To be more precise programmers can evaluate a piece of code and give it a complexity value that essentially tells other programmers how efficient/optimized it is for memory and speed. Check out [Big O notation](https://en.wikipedia.org/wiki/Big_O_notation) and [computational complexity](https://en.wikipedia.org/wiki/Computational_complexity) if you want to learn more about that.

Anonymous 0 Comments

Optimisation can mean many things. It is just general term. However lets visualise it like this:

How would you simplify 4×7? Well… I was taught to memorise the tables. That is actually a form of optimisation. There is no point calculating it if you can just have table with already calculated solutions. So you can have a table of 10×10 solutions, and look it up there. However 7+7+7+7 as a cumulative method is an easy way to do it also.

So lets imagine you have items in your game with special multipliers, and then stats with special multipliers. Every time you swing your weapon in the game you can do two things: calculate the result, or look up the result. Depending on situation, either can be more optimal. than the other. If you know that you have a dagger with +1 damage, and enemy with -1 to dagger damage. You don’t need to do the maths in-game to solve this. You can have a table to refrence against, and no need to do pointless “Damage +1 -1” maths. This is how it was done on table top. However if you work with percents, your tables can grow really big an burdensome, so calculating it might more efficient.

For optimisation of the graphics, there is an art to it. Quite literally. To turn high polygon detailed model in to one with few hundred, and then simplifying the textures and using maps to pre-calculate effects, lights, and light. This is done by hand, because it requires actual aesthetic choices. If your game has sharp style and very little rounded surfaces. Well you could sacriface detal of roundness, but not of sharp geometry. **Unless** you want to make something stand out by being clearly more rounded.
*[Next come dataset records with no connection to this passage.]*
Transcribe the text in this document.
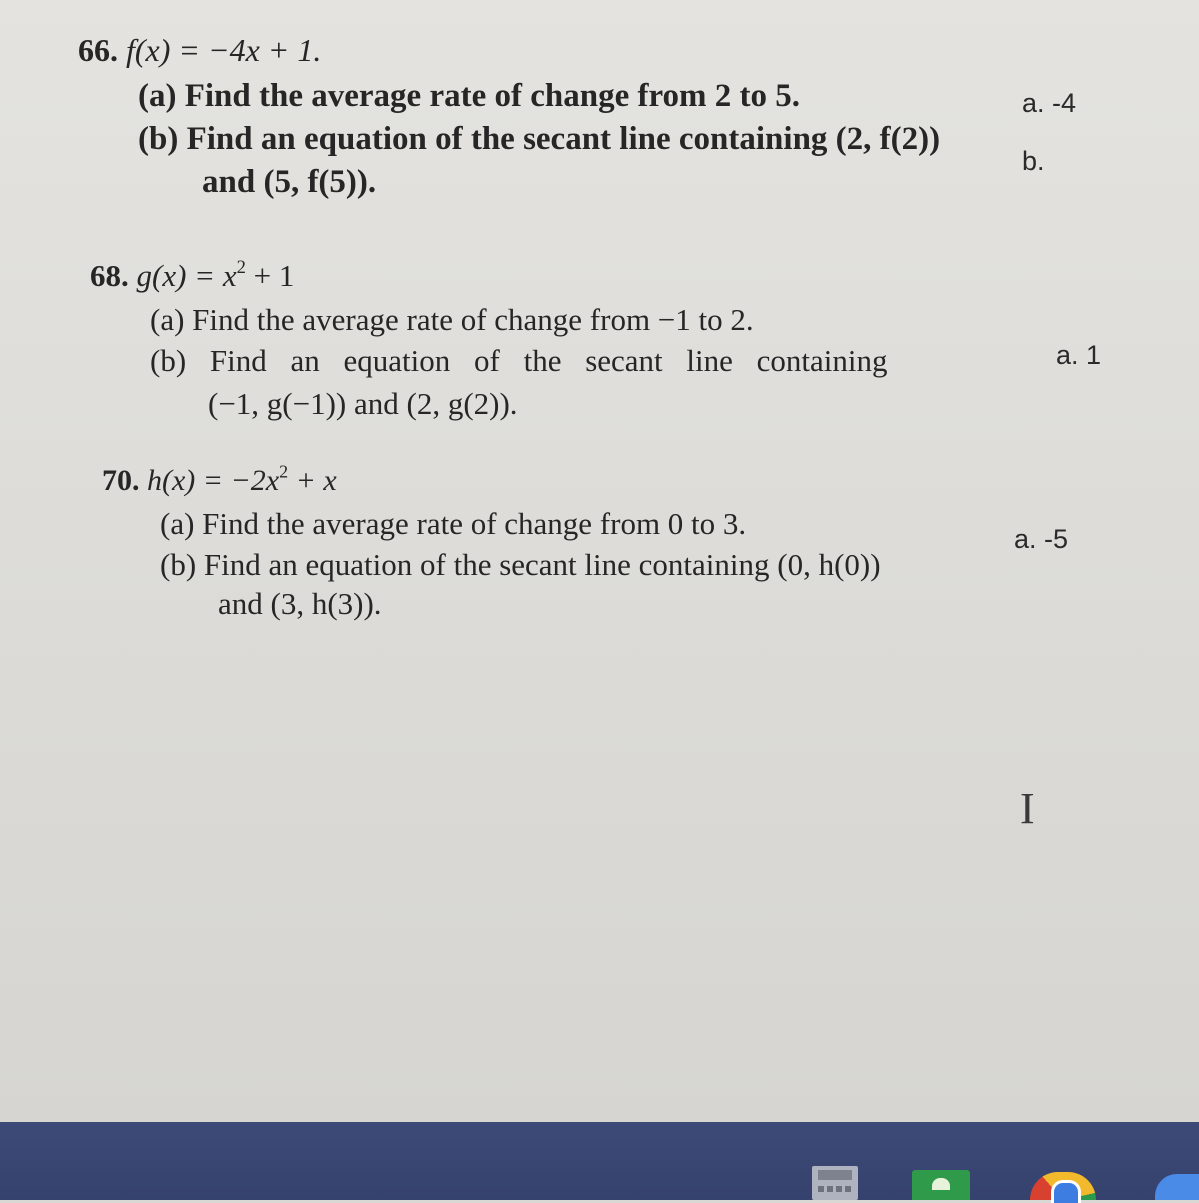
66. f(x) = −4x + 1.
(a) Find the average rate of change from 2 to 5.
(b) Find an equation of the secant line containing (2, f(2))
and (5, f(5)).
a. -4
b.
68. $g(x) = x^2 + 1$
(a) Find the average rate of change from −1 to 2.
(b) Find an equation of the secant line containing
(−1, g(−1)) and (2, g(2)).
a. 1
70. $h(x) = -2x^2 + x$
(a) Find the average rate of change from 0 to 3.
(b) Find an equation of the secant line containing (0, h(0))
and (3, h(3)).
a. -5
I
Same thing happens with compression of textures, if you have very little red… it could be more optimal to just disregard that red. If you want something to be really bright against warm colours… Well… You don’t need to add range of contrast or brightness, add cold colours to make contrast stand out as bright. This way you can clamp the ranges, and get an effect of brightness.

For the gameworlds itself. Lots of optimisation is actually done by precalculating things. Go play Portal 2, and turn on the narration bits. In the intro they explain how they were able to achieve that collapse of the walls and the pod you are in, that would have taken lot of work to calculate real time. Well the joke is that they calculated it all real time. The game doesn’t calculate the physics at all on the props. This would been quite feat to do properly for 2011 hardware, and not have it do the “jiggles” and have parts flying to the moon from collisions.
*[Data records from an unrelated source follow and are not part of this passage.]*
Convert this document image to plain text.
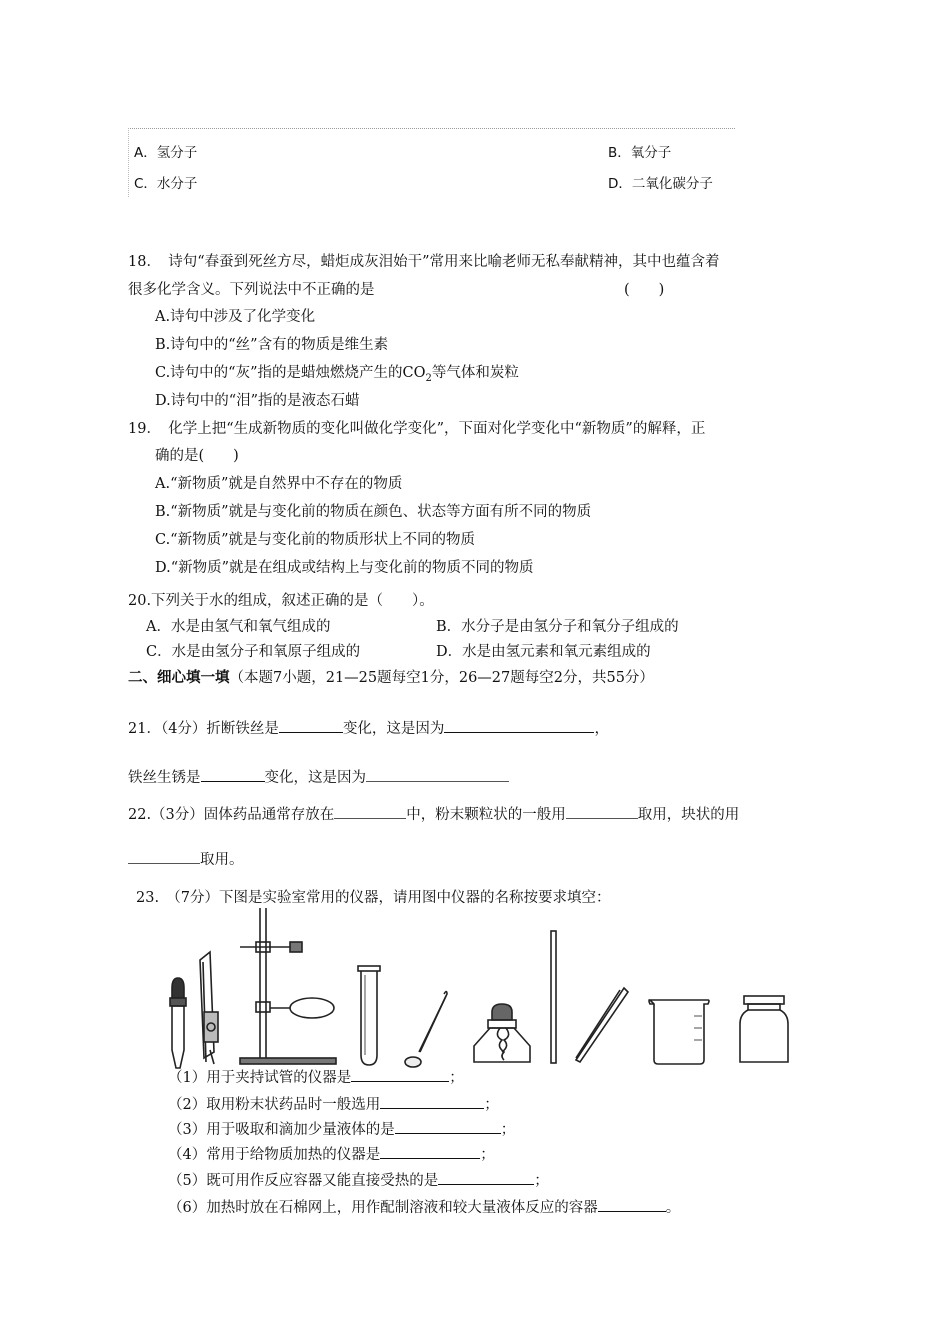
A．氢分子	B．氧分子
C．水分子	D．二氧化碳分子
18．　诗句“春蚕到死丝方尽，蜡炬成灰泪始干”常用来比喻老师无私奉献精神，其中也蕴含着
很多化学含义。下列说法中不正确的是	(　　)
A.诗句中涉及了化学变化
B.诗句中的“丝”含有的物质是维生素
C.诗句中的“灰”指的是蜡烛燃烧产生的$CO_2$等气体和炭粒
D.诗句中的“泪”指的是液态石蜡
19．　化学上把“生成新物质的变化叫做化学变化”，下面对化学变化中“新物质”的解释，正
确的是(　　)
A.“新物质”就是自然界中不存在的物质
B.“新物质”就是与变化前的物质在颜色、状态等方面有所不同的物质
C.“新物质”就是与变化前的物质形状上不同的物质
D.“新物质”就是在组成或结构上与变化前的物质不同的物质
20.下列关于水的组成，叙述正确的是（　　）。
A．水是由氢气和氧气组成的	B．水分子是由氢分子和氧分子组成的
C．水是由氢分子和氧原子组成的	D．水是由氢元素和氧元素组成的
二、细心填一填（本题7小题，21—25题每空1分，26—27题每空2分，共55分）
21．（4分）折断铁丝是	变化，这是因为	，
铁丝生锈是	变化，这是因为
22.（3分）固体药品通常存放在	中，粉末颗粒状的一般用	取用，块状的用
取用。
23.　（7分）下图是实验室常用的仪器，请用图中仪器的名称按要求填空：
（1）用于夹持试管的仪器是	；
（2）取用粉末状药品时一般选用	；
（3）用于吸取和滴加少量液体的是	；
（4）常用于给物质加热的仪器是	；
（5）既可用作反应容器又能直接受热的是	；
（6）加热时放在石棉网上，用作配制溶液和较大量液体反应的容器	。
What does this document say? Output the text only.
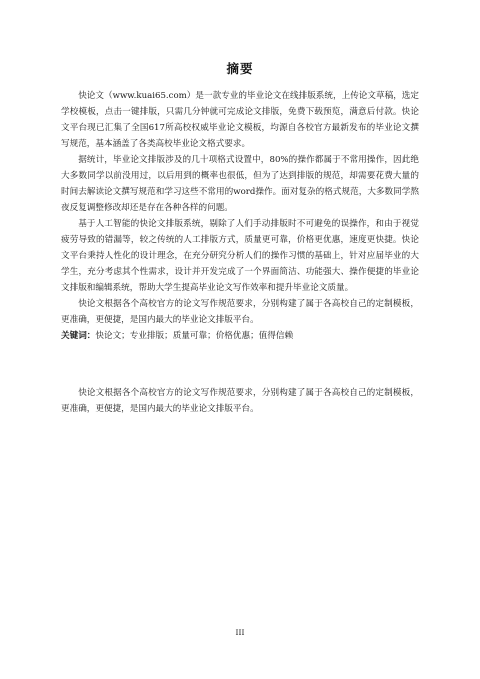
摘要

快论文（www.kuai65.com）是一款专业的毕业论文在线排版系统，上传论文草稿，选定学校模板，点击一键排版，只需几分钟就可完成论文排版，免费下载预览，满意后付款。快论文平台现已汇集了全国617所高校权威毕业论文模板，均源自各校官方最新发布的毕业论文撰写规范，基本涵盖了各类高校毕业论文格式要求。

据统计，毕业论文排版涉及的几十项格式设置中，80%的操作都属于不常用操作，因此绝大多数同学以前没用过，以后用到的概率也很低，但为了达到排版的规范，却需要花费大量的时间去解读论文撰写规范和学习这些不常用的word操作。面对复杂的格式规范，大多数同学熬夜反复调整修改却还是存在各种各样的问题。

基于人工智能的快论文排版系统，剔除了人们手动排版时不可避免的误操作，和由于视觉疲劳导致的错漏等，较之传统的人工排版方式，质量更可靠，价格更优惠，速度更快捷。快论文平台秉持人性化的设计理念，在充分研究分析人们的操作习惯的基础上，针对应届毕业的大学生，充分考虑其个性需求，设计并开发完成了一个界面简洁、功能强大、操作便捷的毕业论文排版和编辑系统，帮助大学生提高毕业论文写作效率和提升毕业论文质量。

快论文根据各个高校官方的论文写作规范要求，分别构建了属于各高校自己的定制模板，更准确，更便捷，是国内最大的毕业论文排版平台。

关键词：快论文；专业排版；质量可靠；价格优惠；值得信赖

快论文根据各个高校官方的论文写作规范要求，分别构建了属于各高校自己的定制模板，更准确，更便捷，是国内最大的毕业论文排版平台。

III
Same thing with lights, reflections and shadows. If you know that a light will always come from on direction and the scene is static. You don’t need to calculate the shadows, you don’t even need to have that light “for real”. You can just precompute it all, and project the shadows and even lights. Suddenly a act of rendering light and shadows, is just a simple task of projecting shapes. Something that computers and game engines are really good.
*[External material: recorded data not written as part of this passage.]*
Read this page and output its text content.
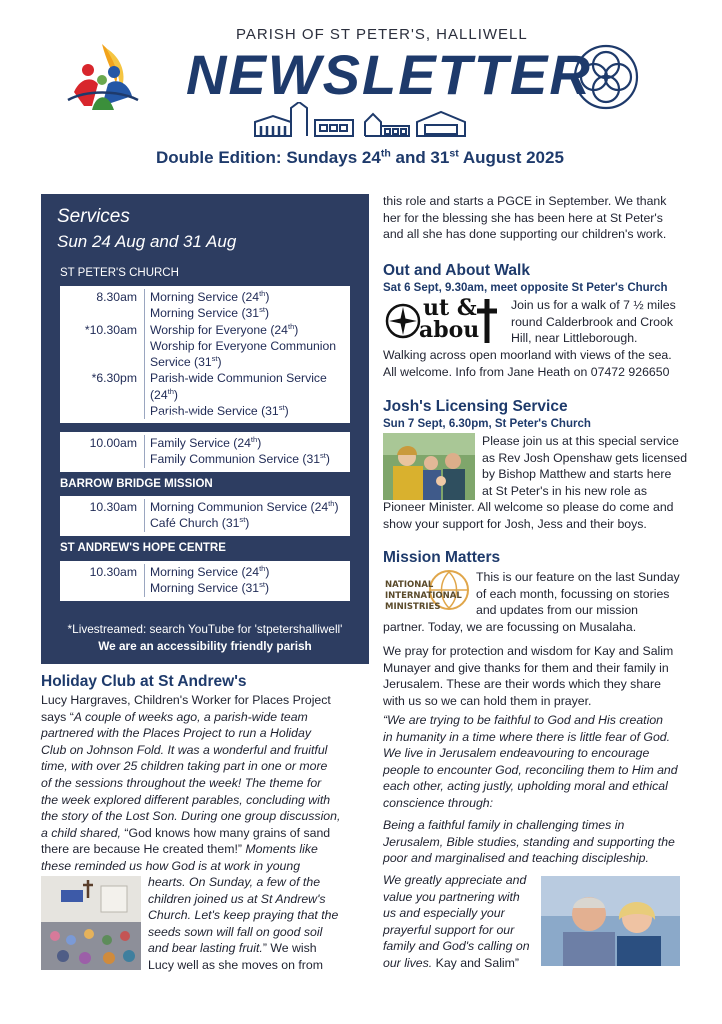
PARISH OF ST PETER'S, HALLIWELL
NEWSLETTER
Double Edition: Sundays 24th and 31st August 2025
Services
Sun 24 Aug and 31 Aug
ST PETER'S CHURCH
8.30am	Morning Service (24th)
Morning Service (31st)
*10.30am	Worship for Everyone (24th)
Worship for Everyone Communion
Service (31st)
*6.30pm	Parish-wide Communion Service (24th)
Parish-wide Service (31st)
SMITHILLS FELLOWSHIP
10.00am	Family Service (24th)
Family Communion Service (31st)
BARROW BRIDGE MISSION
10.30am	Morning Communion Service (24th)
Café Church (31st)
ST ANDREW'S HOPE CENTRE
10.30am	Morning Service (24th)
Morning Service (31st)
*Livestreamed: search YouTube for 'stpetershalliwell'
We are an accessibility friendly parish
Holiday Club at St Andrew's
Lucy Hargraves, Children's Worker for Places Project
says “A couple of weeks ago, a parish-wide team
partnered with the Places Project to run a Holiday
Club on Johnson Fold. It was a wonderful and fruitful
time, with over 25 children taking part in one or more
of the sessions throughout the week! The theme for
the week explored different parables, concluding with
the story of the Lost Son. During one group discussion,
a child shared, “God knows how many grains of sand
there are because He created them!” Moments like
these reminded us how God is at work in young
hearts. On Sunday, a few of the
children joined us at St Andrew's
Church. Let's keep praying that the
seeds sown will fall on good soil
and bear lasting fruit.” We wish
Lucy well as she moves on from
this role and starts a PGCE in September. We thank
her for the blessing she has been here at St Peter's
and all she has done supporting our children's work.
Out and About Walk
Sat 6 Sept, 9.30am, meet opposite St Peter's Church
ut &
abou
Join us for a walk of 7 ½ miles
round Calderbrook and Crook
Hill, near Littleborough.
Walking across open moorland with views of the sea.
All welcome. Info from Jane Heath on 07472 926650
Josh's Licensing Service
Sun 7 Sept, 6.30pm, St Peter's Church
Please join us at this special service
as Rev Josh Openshaw gets licensed
by Bishop Matthew and starts here
at St Peter's in his new role as
Pioneer Minister. All welcome so please do come and
show your support for Josh, Jess and their boys.
Mission Matters
NATIONAL
INTERNATIONAL
MINISTRIES
This is our feature on the last Sunday
of each month, focussing on stories
and updates from our mission
partner. Today, we are focussing on Musalaha.
We pray for protection and wisdom for Kay and Salim
Munayer and give thanks for them and their family in
Jerusalem. These are their words which they share
with us so we can hold them in prayer.
“We are trying to be faithful to God and His creation
in humanity in a time where there is little fear of God.
We live in Jerusalem endeavouring to encourage
people to encounter God, reconciling them to Him and
each other, acting justly, upholding moral and ethical
conscience through:
Being a faithful family in challenging times in
Jerusalem, Bible studies, standing and supporting the
poor and marginalised and teaching discipleship.
We greatly appreciate and
value you partnering with
us and especially your
prayerful support for our
family and God's calling on
our lives. Kay and Salim”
Same applies for something that is just 2D. If you need something to just be 2D thing and animate. No need for video files or animation frames. Just make a animated sprite of it. You can actually make a cobblestone street and now need more than 2 polygons and have realistic results. Why? Just precalculate the whole thing and have it as maps and tectures. You have turned massive amount of geometry in a simple picture that tells the computer to show things in special way.